Billing and Insurance-Related Administrative Costs

Cost of Pushing Paper

According to a study published by BMC Health Services Research, billing and insurance-related (BIR) administrative “costs in the U.S. health care system totaled approximately $471($330 – $597) billion in 2012”.  This translates to every man, woman and child in America spending $1,570 on BIR activities – pushing around paperwork and paying for an unproductive bureaucracy.  More specifically, this “includes $70 ($54 – $76) billion in physician practices, $74 ($58 – $94) billion in hospitals, an estimated $94 ($47 – $141) billion in settings providing other health services and supplies”.

 The conclusion of the study was “A simplified financing system in the U.S. could result in cost savings exceeding $350 billion annually, nearly 15% of health care spending”.  Specifically, as illustrated by Figure 1, it is estimated that a simplified financing system would allow physicians to save $49 billion, hospitals an additional $54 billion and other health service providers $69 billion.

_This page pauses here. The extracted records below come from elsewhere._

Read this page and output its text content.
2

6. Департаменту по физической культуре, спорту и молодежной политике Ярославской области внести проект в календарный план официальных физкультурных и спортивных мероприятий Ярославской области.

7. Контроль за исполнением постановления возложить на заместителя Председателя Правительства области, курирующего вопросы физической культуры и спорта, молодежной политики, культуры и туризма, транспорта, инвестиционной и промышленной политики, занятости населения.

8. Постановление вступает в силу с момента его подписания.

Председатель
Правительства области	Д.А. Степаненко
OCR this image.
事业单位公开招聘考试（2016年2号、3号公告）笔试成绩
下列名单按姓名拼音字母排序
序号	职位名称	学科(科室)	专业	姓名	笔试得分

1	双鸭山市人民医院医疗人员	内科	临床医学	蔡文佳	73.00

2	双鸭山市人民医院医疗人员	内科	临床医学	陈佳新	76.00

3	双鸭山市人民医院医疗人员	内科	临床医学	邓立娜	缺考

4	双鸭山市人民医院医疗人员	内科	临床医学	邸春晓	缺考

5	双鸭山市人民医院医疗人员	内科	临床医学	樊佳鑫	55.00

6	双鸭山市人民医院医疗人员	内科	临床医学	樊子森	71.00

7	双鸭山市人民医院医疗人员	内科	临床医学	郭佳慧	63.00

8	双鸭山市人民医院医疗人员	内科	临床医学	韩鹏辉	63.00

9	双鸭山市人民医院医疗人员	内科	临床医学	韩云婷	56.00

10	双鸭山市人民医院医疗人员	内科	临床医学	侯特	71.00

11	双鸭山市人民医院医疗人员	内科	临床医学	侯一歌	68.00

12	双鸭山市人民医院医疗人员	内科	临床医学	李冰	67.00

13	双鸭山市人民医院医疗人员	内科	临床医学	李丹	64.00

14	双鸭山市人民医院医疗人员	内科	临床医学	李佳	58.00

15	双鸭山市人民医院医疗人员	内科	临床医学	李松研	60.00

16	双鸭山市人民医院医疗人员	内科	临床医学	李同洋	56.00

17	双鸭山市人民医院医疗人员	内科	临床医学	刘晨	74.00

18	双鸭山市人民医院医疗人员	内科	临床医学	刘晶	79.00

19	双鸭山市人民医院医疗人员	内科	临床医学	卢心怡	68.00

The study in Figure 2 indicates the “contribution towards total added BIR”.  “Added is defined as spending above indicated benchmark comparison” with benchmark being a simplified financing system or a single payer system.  Without a simplified financing system, physicians, hospitals and other health service providers “contribute” 13%, 15% and 18% of the $375 billion over-spending respectively, on BIR administrative costs.

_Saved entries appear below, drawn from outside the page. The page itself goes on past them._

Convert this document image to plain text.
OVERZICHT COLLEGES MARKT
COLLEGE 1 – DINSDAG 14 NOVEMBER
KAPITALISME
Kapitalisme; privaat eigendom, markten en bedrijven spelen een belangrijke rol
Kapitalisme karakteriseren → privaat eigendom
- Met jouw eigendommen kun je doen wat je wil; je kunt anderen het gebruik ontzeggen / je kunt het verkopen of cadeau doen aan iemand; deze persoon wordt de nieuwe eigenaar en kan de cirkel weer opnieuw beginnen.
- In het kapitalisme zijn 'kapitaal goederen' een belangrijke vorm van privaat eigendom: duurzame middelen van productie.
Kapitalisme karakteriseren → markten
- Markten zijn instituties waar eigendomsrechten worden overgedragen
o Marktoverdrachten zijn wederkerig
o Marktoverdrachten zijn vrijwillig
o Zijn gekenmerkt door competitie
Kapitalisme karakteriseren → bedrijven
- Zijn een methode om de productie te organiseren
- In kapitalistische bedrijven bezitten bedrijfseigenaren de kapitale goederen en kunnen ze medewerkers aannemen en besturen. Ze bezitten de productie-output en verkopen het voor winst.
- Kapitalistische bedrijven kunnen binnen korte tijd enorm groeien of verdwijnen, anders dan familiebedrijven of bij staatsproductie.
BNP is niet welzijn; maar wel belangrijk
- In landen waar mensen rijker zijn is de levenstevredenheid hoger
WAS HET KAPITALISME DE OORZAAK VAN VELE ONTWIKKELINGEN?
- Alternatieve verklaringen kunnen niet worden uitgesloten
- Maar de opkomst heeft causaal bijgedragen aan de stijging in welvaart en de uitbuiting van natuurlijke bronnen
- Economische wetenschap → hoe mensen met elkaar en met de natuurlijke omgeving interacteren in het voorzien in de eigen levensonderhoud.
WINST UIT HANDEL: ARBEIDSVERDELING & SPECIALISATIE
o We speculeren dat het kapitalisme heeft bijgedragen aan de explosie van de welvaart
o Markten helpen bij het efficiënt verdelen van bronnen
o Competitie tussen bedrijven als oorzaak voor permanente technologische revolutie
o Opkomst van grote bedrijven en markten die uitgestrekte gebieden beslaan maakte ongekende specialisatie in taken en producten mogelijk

Although non-BIR administrative costs “e.g., medical records, scheduling” aren’t the focus of the study, it is worth noting as illustrated in Figure 3, 9.4% of approximately $2.6 trillion of 2012 U.S. Health Consumption Expenditures was spent on non-BIR administrative activities.
Finally, the study goes on to state, “it appears that HIT will impose hefty implementation and training costs, and may require ongoing expenditures for IT upgrades and maintenance”.